I have a 95 740i 66K that won't rev up beyond a certain RPM. It is totally temerature dependant....the colder the engine, the lower the max rpm I can get before the SES lights up, and the engine cuts out.

To give you a complete example:

If I were to go outside right now (30 degree ambient temperature) and try to start the car, it will start, rev between 200-600 rmp, with a definate 'cut out' at 600 rpm, and a reignition at 200, unless it stalls. This will continue 'pulsing' like this for about 3 minutes, untill the engine temp is 1/3 the way up.

Once the engine temp is 1/3 up (guage on dash), the engine idle will smooth completely out and idle fine without any pulsing. If I try to press the gas pedal, it will 'cut out' and begin pulsing again untill I let up on the gas (barely pressed to begin with).

After the engine has been idling smooth for about 5 more minutes, and the dash temp guage is at full operating temp (half way), I then can try to press the gas pedal and get the engine to rev up to about 2K before it starts pulsing again.....cutting out at 2k and reignition around 1k.......

After idling for about 20 minutes, I can actually drive the car, but I can NEVER get the RPMs over 3K before it 'cuts out'.

I took it to an independant mechanic who used a Snap-On scanner. It reported a crankshaft sensor fault, and a 'vehicle speed cirsuit sensor' fault.

I replaced the crankshaft sensor, but no change. I have cleaned the MAF, no change. I have removed and cleaned the Idle Control Valve, no change. I have replaced the sparkplugs, no change.

I have tried disconnecting various sensors to see how it impacted the problem: disconnect the MAF, and the engine speed goes down, but no change to the cut out problem. Disconnecting the crankshaft position sensor gives no indication of change either plugged in or not.
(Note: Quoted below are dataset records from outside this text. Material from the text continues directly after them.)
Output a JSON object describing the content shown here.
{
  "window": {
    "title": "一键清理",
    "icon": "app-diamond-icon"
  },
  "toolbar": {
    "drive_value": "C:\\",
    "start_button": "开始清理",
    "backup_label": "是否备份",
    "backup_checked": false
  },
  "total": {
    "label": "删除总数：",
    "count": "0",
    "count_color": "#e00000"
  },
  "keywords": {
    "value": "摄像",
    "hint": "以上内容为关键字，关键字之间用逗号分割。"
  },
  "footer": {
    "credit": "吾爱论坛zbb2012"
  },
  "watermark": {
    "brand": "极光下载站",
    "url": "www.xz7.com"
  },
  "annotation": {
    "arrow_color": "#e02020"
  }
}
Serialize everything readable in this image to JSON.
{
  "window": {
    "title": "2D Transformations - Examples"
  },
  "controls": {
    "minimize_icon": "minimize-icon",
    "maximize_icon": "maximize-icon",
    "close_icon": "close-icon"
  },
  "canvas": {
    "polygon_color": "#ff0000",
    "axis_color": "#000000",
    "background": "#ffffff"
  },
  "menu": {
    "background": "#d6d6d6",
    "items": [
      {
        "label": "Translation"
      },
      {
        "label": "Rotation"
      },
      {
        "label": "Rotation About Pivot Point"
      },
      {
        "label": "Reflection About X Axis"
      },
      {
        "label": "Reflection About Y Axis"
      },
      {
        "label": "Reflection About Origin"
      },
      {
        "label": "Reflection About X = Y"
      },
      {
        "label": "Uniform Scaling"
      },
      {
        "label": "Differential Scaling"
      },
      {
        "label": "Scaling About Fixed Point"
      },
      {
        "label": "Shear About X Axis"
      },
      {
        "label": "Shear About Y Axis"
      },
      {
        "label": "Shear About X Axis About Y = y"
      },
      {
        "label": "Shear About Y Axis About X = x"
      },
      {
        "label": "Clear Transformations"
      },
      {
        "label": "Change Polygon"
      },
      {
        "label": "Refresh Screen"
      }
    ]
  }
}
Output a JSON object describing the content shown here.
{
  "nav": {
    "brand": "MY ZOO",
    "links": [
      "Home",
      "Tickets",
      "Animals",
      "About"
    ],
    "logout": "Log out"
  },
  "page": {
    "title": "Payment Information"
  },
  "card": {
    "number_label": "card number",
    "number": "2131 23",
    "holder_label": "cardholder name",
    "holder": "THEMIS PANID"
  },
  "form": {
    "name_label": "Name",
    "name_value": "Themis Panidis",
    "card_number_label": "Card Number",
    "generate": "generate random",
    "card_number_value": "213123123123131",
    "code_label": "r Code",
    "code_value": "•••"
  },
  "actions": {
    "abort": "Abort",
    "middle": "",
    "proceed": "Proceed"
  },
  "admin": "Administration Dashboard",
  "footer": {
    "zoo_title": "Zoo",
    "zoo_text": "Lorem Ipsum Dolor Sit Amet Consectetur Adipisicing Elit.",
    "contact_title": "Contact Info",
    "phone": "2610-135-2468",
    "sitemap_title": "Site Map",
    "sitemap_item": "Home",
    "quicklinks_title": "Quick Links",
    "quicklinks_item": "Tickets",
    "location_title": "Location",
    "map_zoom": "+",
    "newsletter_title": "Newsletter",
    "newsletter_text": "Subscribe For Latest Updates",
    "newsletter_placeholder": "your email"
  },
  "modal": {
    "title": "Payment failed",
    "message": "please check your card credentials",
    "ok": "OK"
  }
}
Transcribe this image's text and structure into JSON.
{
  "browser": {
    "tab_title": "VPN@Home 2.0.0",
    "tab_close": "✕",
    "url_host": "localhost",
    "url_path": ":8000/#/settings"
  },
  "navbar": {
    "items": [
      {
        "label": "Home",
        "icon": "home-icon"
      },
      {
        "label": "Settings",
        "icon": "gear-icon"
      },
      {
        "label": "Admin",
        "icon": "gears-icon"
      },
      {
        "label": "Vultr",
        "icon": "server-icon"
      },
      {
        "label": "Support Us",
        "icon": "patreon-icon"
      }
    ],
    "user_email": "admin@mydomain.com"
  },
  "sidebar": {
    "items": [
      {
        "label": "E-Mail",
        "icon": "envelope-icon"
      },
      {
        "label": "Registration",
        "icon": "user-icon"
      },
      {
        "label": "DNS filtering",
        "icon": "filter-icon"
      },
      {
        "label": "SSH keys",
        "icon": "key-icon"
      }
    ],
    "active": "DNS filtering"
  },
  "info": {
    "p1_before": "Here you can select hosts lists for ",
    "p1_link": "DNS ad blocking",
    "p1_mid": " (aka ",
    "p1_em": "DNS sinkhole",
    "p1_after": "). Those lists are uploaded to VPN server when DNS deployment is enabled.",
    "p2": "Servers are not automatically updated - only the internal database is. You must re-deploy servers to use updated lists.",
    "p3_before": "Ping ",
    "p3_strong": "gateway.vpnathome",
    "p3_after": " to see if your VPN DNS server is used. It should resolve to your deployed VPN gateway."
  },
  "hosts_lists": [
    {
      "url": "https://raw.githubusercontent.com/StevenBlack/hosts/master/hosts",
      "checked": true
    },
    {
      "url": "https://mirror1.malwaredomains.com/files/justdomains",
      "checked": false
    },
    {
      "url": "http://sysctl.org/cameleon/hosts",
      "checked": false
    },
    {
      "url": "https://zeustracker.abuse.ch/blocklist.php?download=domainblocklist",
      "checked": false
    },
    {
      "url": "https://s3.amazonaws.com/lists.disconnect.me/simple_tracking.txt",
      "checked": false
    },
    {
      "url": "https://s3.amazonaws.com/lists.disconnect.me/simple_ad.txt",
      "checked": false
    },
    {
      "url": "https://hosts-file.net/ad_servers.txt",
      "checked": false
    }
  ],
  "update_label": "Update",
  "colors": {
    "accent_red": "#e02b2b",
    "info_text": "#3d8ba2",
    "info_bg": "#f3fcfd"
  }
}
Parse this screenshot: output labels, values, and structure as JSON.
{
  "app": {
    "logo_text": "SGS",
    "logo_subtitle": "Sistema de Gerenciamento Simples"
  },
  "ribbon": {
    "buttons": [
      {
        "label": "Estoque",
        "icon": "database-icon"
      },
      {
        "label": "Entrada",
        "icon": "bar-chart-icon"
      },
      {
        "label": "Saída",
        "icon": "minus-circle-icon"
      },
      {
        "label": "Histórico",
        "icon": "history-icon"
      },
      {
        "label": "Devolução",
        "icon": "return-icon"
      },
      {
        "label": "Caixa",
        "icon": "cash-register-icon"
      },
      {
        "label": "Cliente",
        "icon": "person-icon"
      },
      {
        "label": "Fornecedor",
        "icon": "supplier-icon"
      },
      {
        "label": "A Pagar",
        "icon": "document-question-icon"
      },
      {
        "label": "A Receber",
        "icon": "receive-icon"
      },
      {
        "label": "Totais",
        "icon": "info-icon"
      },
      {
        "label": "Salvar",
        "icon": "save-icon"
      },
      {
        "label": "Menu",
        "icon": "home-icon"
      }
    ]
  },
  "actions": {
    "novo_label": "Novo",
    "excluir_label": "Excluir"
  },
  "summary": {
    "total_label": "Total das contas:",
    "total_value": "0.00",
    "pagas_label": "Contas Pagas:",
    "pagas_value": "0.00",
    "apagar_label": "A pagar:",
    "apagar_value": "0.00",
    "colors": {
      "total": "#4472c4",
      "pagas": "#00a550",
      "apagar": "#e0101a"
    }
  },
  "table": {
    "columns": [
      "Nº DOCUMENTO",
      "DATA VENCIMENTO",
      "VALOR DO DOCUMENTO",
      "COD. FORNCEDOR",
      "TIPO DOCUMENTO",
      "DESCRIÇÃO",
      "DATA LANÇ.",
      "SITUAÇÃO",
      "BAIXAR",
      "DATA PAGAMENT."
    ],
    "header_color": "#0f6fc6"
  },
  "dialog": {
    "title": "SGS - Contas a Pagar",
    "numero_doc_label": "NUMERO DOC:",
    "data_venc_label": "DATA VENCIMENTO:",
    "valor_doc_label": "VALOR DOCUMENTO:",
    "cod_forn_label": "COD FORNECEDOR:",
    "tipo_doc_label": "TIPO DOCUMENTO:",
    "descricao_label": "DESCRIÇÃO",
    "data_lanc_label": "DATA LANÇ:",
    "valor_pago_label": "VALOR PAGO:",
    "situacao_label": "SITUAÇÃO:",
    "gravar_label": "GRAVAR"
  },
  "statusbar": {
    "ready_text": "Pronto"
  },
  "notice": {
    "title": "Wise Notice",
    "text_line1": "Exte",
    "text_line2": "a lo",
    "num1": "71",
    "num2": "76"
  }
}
I have disconnected the knock sensors without any change.

I am suspicious of the cam sensor because it doesn't seem to have any effect when I connect or disconnect it.

I have sprayed carb cleaner around the intake manifold while the engine is running to try to detect any leaks via engine reving up, but it does not, so I assume thereare no leaks. I have also sprayed carb cleaner around all the air intake tubing and connectors to make sure there weren't any leaks there. Am I correct in assuming that if there was an air leak and I sprayed carb cleaner into it, the engine rpm would respond? I don't want to use starting fluid for my air leak test for obvious reasons.

I do not have access to a scanner again. I think I will just be relegated to the 'stomp' proceedure to get DME codes. Every time I try the stomp proceedure, I only get one code, not several codes pulsed out one after another. Is anybody else familiar with using this proceedure for getting error codes?

Clearing these codes....I think I can just unplug the battery for a few minutes to clear the codes....right? OR, use the dash button tricks to get into test mode and clear the codes there? Anybody have experience with this?

I have the Bentley repair manual for this car, but it doesn't give any instructions for testing the sensors...just instructions for replacing them. Does anybody have instructions for testing the MAF, Knock, temp, crank and cam sensors?

Thanks!
Jamie

lincolnmaster80
02-14-2008, 12:01 PM
Sorry for the late responce, but if you haven't figured your problem out, I'll try and offer a solution.

If I'm not mistaken, the E38's have two crank shaft sensors. Not sure where the other one is located, but the code won't specify which one has failed, if I remember that right. Your suspicions about the crank sensor may be correct in this case.

At first instinct, it sounded like a MAF problem or false air problem. But since you checked that, it's probably the aforementioned crank sensor. Hope this helps.